Over the years, I became desperate around this intimate connection with food. Protective of the rituals. The private pleasure I found in food and the act of eating it.

I knew something was off about how I related to food. I felt ashamed and like there was something wrong with me, while at the same time feeling like it was crucial to my very existence. That trichotomy created a painful struggle inside me of shame and appetite and need.

I became secretive around it, knowing on some level that I was not like other people.

I now understand that somewhere along the way, I learned to equate food with so many things I needed: love, attention, security, connectedness, relief, quiet, peace, pleasure, a sense of having something for myself, a way to feel like I had control of one thing in the world.

I believe that some of this relationship to food was learned, familial.
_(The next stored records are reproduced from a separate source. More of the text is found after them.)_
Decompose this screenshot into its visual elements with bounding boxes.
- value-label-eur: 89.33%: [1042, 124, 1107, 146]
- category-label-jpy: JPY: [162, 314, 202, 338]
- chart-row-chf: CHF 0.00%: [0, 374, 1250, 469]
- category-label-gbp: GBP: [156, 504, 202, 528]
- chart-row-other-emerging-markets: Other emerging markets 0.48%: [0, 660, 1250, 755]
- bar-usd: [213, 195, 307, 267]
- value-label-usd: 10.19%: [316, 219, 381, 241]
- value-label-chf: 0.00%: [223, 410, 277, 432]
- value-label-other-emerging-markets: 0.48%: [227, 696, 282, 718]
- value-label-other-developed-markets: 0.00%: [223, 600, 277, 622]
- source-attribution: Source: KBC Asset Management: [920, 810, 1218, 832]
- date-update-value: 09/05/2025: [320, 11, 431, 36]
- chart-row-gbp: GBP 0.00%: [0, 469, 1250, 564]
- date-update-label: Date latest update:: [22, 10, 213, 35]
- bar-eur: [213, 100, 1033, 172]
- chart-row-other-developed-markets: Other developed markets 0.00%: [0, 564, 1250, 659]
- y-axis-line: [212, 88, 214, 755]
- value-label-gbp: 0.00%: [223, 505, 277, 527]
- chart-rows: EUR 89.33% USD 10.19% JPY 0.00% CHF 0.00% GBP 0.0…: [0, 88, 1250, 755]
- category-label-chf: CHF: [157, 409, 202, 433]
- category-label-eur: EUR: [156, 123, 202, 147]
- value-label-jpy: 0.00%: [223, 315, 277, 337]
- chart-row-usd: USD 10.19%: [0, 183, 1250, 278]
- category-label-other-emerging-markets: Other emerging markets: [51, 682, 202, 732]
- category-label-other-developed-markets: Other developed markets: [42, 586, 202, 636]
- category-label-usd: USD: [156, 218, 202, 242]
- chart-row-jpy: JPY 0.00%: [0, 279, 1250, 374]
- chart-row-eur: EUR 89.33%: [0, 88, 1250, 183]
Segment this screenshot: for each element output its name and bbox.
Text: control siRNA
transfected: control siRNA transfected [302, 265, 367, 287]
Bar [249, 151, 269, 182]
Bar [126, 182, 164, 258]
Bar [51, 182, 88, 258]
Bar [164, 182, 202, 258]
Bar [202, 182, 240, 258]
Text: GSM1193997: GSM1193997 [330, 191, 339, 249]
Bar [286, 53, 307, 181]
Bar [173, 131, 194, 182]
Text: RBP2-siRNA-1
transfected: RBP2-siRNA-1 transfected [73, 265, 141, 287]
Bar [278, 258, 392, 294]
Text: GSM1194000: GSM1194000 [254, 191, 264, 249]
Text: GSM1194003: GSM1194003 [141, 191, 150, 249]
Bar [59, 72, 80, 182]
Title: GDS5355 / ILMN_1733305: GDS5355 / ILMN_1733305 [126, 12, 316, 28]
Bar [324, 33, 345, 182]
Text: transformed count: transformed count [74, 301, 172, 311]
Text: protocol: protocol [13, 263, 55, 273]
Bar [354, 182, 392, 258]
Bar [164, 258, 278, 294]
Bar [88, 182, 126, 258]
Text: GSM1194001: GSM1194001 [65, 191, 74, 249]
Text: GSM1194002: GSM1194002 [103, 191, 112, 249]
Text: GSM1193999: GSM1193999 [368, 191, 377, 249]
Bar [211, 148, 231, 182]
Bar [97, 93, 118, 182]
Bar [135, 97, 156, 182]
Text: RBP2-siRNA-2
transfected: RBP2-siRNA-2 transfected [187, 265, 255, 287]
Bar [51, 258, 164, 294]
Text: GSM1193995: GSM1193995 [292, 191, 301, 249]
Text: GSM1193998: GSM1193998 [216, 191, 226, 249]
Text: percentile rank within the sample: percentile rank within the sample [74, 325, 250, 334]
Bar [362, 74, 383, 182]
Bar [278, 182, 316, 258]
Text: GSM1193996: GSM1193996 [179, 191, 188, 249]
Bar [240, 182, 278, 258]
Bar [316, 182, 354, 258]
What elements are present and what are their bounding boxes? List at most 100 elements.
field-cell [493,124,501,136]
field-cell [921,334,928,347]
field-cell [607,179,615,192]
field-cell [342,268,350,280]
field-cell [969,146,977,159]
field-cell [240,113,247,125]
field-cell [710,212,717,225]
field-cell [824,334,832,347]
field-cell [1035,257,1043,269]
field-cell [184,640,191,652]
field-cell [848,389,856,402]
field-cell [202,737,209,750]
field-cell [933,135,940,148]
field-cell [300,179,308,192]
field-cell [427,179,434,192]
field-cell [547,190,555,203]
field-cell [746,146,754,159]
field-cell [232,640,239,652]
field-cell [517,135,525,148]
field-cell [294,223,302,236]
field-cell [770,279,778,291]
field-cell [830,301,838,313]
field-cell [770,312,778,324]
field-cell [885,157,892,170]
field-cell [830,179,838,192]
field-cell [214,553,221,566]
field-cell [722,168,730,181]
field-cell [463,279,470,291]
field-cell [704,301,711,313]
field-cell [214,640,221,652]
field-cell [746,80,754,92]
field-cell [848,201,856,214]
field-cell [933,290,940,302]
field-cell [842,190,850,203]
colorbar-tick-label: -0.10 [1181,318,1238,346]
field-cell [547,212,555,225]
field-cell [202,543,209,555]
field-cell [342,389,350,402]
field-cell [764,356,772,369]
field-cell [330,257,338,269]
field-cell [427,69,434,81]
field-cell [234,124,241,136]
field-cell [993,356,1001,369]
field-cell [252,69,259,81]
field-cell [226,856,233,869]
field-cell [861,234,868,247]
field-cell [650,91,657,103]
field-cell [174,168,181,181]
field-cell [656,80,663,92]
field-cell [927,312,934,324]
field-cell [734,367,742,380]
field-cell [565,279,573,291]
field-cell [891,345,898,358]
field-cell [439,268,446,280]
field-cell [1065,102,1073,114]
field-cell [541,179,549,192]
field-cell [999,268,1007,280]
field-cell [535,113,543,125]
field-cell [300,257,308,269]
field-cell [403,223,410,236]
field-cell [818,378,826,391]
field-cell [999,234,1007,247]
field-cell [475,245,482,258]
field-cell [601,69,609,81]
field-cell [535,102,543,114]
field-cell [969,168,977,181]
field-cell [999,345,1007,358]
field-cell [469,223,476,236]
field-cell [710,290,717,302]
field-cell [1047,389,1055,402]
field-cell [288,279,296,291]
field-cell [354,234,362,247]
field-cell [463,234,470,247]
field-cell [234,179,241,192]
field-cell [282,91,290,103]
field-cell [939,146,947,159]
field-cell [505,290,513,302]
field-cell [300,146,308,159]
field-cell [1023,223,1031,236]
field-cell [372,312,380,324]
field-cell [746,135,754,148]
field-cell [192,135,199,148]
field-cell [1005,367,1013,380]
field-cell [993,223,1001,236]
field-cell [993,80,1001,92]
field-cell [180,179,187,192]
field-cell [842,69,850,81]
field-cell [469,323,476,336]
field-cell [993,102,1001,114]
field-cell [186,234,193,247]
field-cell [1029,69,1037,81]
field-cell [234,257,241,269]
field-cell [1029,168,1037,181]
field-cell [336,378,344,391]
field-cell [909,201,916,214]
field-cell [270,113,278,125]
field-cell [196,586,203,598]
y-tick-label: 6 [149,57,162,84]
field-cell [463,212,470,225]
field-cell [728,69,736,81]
My mother, too, sought refuge in her treats. She loved candy, and when I came home from school, she was usually lying in her bed, reading mystery novels, eating candy from a stash she kept in her bedside table. She, too, at some point in her life, reached for food to solve and resolve being on this planet.

I understood her for this. I feel such compassion for her. For her huge needs and the dysfunctional way she had developed to cope with getting them met.

It has taken many years of unraveling this connection for me to find a new relationship to food. There’s been tremendous loss in it. A loss of my friend, my savior, my companion, my sidekick.

But it has been so freeing, too. I have  been learning how to give myself what I had asked for from food all those years: love.

Sounds easy, and obvious, right? But what does that actually look like?

It looks like this: giving myself The Five A’s of Love: Attention, Acceptance, Appreciation, Affection, and Allowing.

(The Five A’s concept is from the wonderful book How To Be An Adult in Relationships – Five Keys to Mindful Loving by psychotherapist, David Richo, PhD.)

Those Five A’s satisfy the snack craving every time. I’m not saying I don’t still crave and even miss that snack eating ritual. I do. That’s a deeply embedded habit. I got pretty hard-wired around it.

But today, I take the snack-seeking girl inside by the hand, and I ask her what she really needs. 

Sometimes it is some appreciation for all I have been doing all day.

Sometimes it is affection. Maybe a bath. Some demonstration of loving care.

Maybe it is the need to be allowed to really acknowledge feeling afraid, or spent, or angry.

It took awhile for that part of myself to trust that my needs could be met in new ways. To trust in something other than food.

To trust life. To trust love. To trust loving myself, in life.

It is an every day practice, this mindfulness of love. I pour the energy I used to hold for food into other things. Sometimes I wish I hadn’t gotten my wires crossed, that food wasn’t so complicated for me.
But it is.

And so I accept this truth as if I were diabetic, and I do what I need to do to care for myself.

Mostly, as I said, I feel free.

I no longer carry that shame I felt around it. I am literally lighter in spirit. That feeling is the prize I keep my sights on. It is what makes it all worth it.

I may no longer “have” snacks. But I have me.